Overlap of reads mapped to known miRNAs and novel miRNAs in four libraries. (a) Statistics of known miRNA reads in four small RNA libraries. (b) Comparison of novel miRNAs in four small RNA libraries.
Analysis of differentially expressed miRNAs
Among these 300 conserved miRNAs, eight were differentially expressed (|log2(Foldchange)| ≥ 1 and Statistical P < 0.05), including seven up-regulated miRNAs (bna-miR482a, bna-miR408a-5p, bna-miR408b-5p, bna-miR165a-5p, bna-miR165b-5p, bna-miR398-5p, and bna-miR160a-3p) and one down-regulated miRNA (bna-miR827a). These eight miRNAs belonged to six miRNA families. In addition, six novel miRNAs showed differentially expressed, with two up-regulated novel-miRNAs (bna-novel-miR1 and bna-novel-miR2) and four down-regulated novel-miRNAs (bna-novel-miR3, bna-novel-miR4, bna-novel-miR5, and bna-novel-miR6) (Fig. 4).

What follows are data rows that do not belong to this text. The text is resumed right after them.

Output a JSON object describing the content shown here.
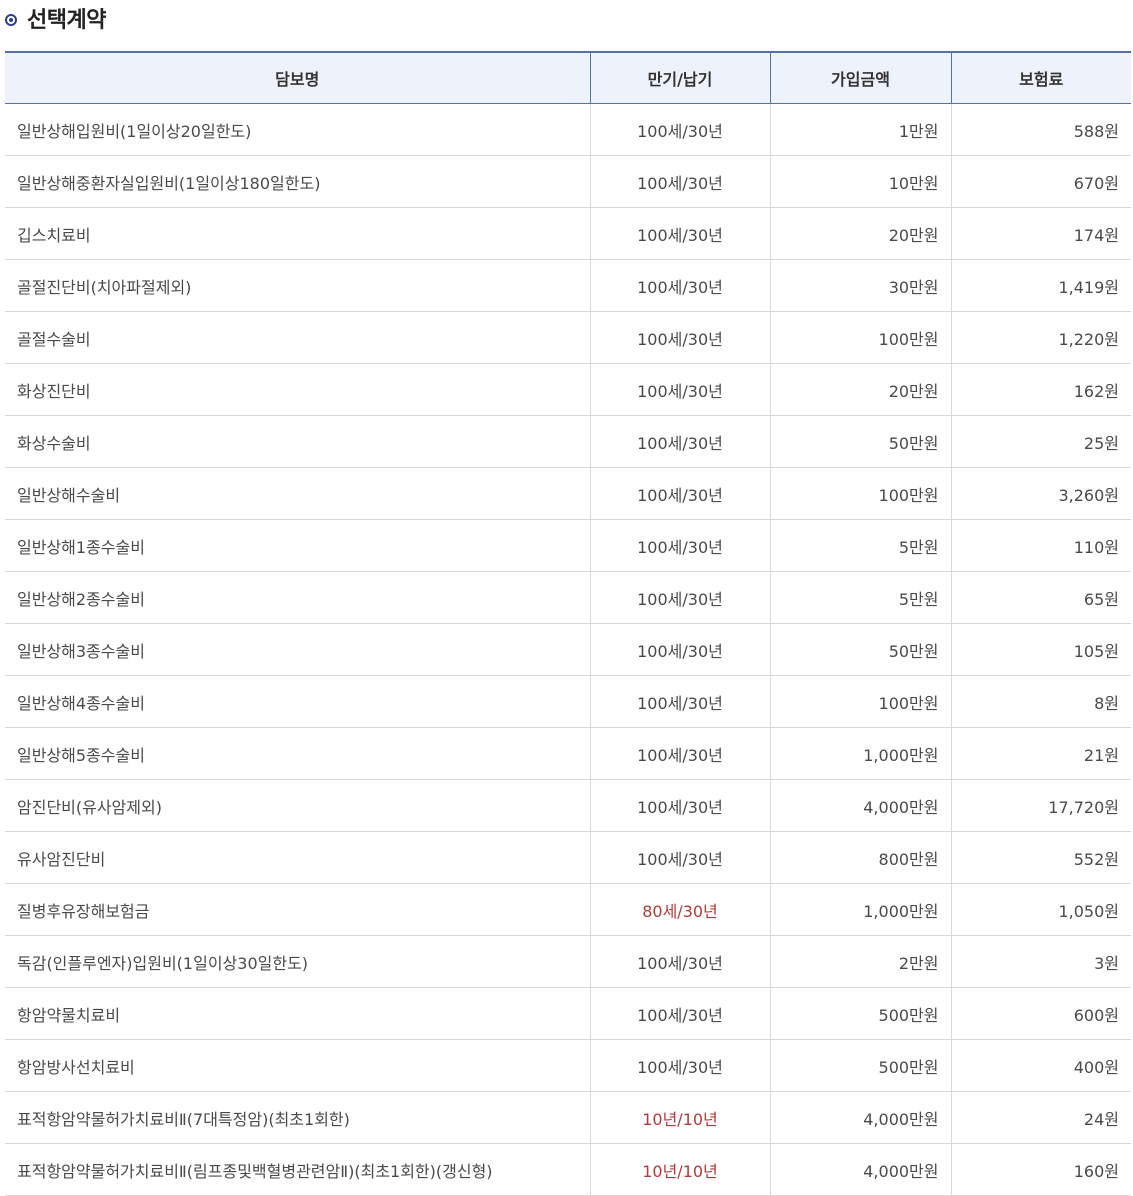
{
  "section": {
    "title": "선택계약"
  },
  "table": {
    "headers": [
      "담보명",
      "만기/납기",
      "가입금액",
      "보험료"
    ],
    "rows": [
      {
        "name": "일반상해입원비(1일이상20일한도)",
        "term": "100세/30년",
        "amount": "1만원",
        "premium": "588원"
      },
      {
        "name": "일반상해중환자실입원비(1일이상180일한도)",
        "term": "100세/30년",
        "amount": "10만원",
        "premium": "670원"
      },
      {
        "name": "깁스치료비",
        "term": "100세/30년",
        "amount": "20만원",
        "premium": "174원"
      },
      {
        "name": "골절진단비(치아파절제외)",
        "term": "100세/30년",
        "amount": "30만원",
        "premium": "1,419원"
      },
      {
        "name": "골절수술비",
        "term": "100세/30년",
        "amount": "100만원",
        "premium": "1,220원"
      },
      {
        "name": "화상진단비",
        "term": "100세/30년",
        "amount": "20만원",
        "premium": "162원"
      },
      {
        "name": "화상수술비",
        "term": "100세/30년",
        "amount": "50만원",
        "premium": "25원"
      },
      {
        "name": "일반상해수술비",
        "term": "100세/30년",
        "amount": "100만원",
        "premium": "3,260원"
      },
      {
        "name": "일반상해1종수술비",
        "term": "100세/30년",
        "amount": "5만원",
        "premium": "110원"
      },
      {
        "name": "일반상해2종수술비",
        "term": "100세/30년",
        "amount": "5만원",
        "premium": "65원"
      },
      {
        "name": "일반상해3종수술비",
        "term": "100세/30년",
        "amount": "50만원",
        "premium": "105원"
      },
      {
        "name": "일반상해4종수술비",
        "term": "100세/30년",
        "amount": "100만원",
        "premium": "8원"
      },
      {
        "name": "일반상해5종수술비",
        "term": "100세/30년",
        "amount": "1,000만원",
        "premium": "21원"
      },
      {
        "name": "암진단비(유사암제외)",
        "term": "100세/30년",
        "amount": "4,000만원",
        "premium": "17,720원"
      },
      {
        "name": "유사암진단비",
        "term": "100세/30년",
        "amount": "800만원",
        "premium": "552원"
      },
      {
        "name": "질병후유장해보험금",
        "term": "80세/30년",
        "amount": "1,000만원",
        "premium": "1,050원"
      },
      {
        "name": "독감(인플루엔자)입원비(1일이상30일한도)",
        "term": "100세/30년",
        "amount": "2만원",
        "premium": "3원"
      },
      {
        "name": "항암약물치료비",
        "term": "100세/30년",
        "amount": "500만원",
        "premium": "600원"
      },
      {
        "name": "항암방사선치료비",
        "term": "100세/30년",
        "amount": "500만원",
        "premium": "400원"
      },
      {
        "name": "표적항암약물허가치료비Ⅱ(7대특정암)(최초1회한)",
        "term": "10년/10년",
        "amount": "4,000만원",
        "premium": "24원"
      },
      {
        "name": "표적항암약물허가치료비Ⅱ(림프종및백혈병관련암Ⅱ)(최초1회한)(갱신형)",
        "term": "10년/10년",
        "amount": "4,000만원",
        "premium": "160원"
      }
    ]
  },
  "colors": {
    "accent": "#2e3d8f",
    "header_bg": "#eef3fb",
    "header_border": "#5870aa",
    "row_border": "#d8d8d8",
    "highlight_term": "#b23a3a"
  }
}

Differentially-expressed miRNAs in four libraries. The red columns represent up-regulation and the blue columns represent down-regulation. The x-axis represents log2(Fold change).
Subsequently, we analyzed the sequence of these differentially expressed miRNAs. The sequence of bna-miR408a-5p was similar to that of bna-miR408b-5p, with one adenine lacking at the 5ʹ end and one additional guanine at the 3ʹ end. Compared to that of bna-miR165a-5p, the sequence of bna-miR165b-5p contained only one additional guanine at the 5ʹ end (Table 3). After comparing the sequence of these differentially expressed miRNAs with that of the reported miRNAs, we found that bna-miR408b-5p, bna-miR165b-5p, bna-miR160a-3p, and bna-miR398-5p were all complementary to their mature strands (Table 3, Supplementary Table S3).
Validation of differentially expressed miRNAs
To confirm the results of small RNAs sequencing experiment, total RNA extracted from glossy and waxy stems was subjected to stem-loop qRT-PCR. In total, we examined the expression of seven up-regulated conserved miRNAs (bna-miR482a, bna-miR408a-5p, bna-miR408b-5p, bna-miR165a-5p, bna-miR165b-5p, bna-miR398-5p, and bna-miR160-3p), one down-regulated miRNA (bna-miR827a), and two novel-miRNAs (bna-novel-miR1 and bna-novel-miR2). All the above miRNAs had consistent expression trends with the sequencing data, even though the differential expression levels were not equal. In the stem-loop qRT-PCR experiments, the expression level of bna-miR482a in the glossy mutant was approximately four times higher, compared to the wild type, whereas the expression level estimated by sequencing changed by approximately twelve times (Fig. 5).
Validation of differentially-expressed miRNAs by stem-loop qRT-PCR. The bars indicate standard error (SE) of the mean (n = 3).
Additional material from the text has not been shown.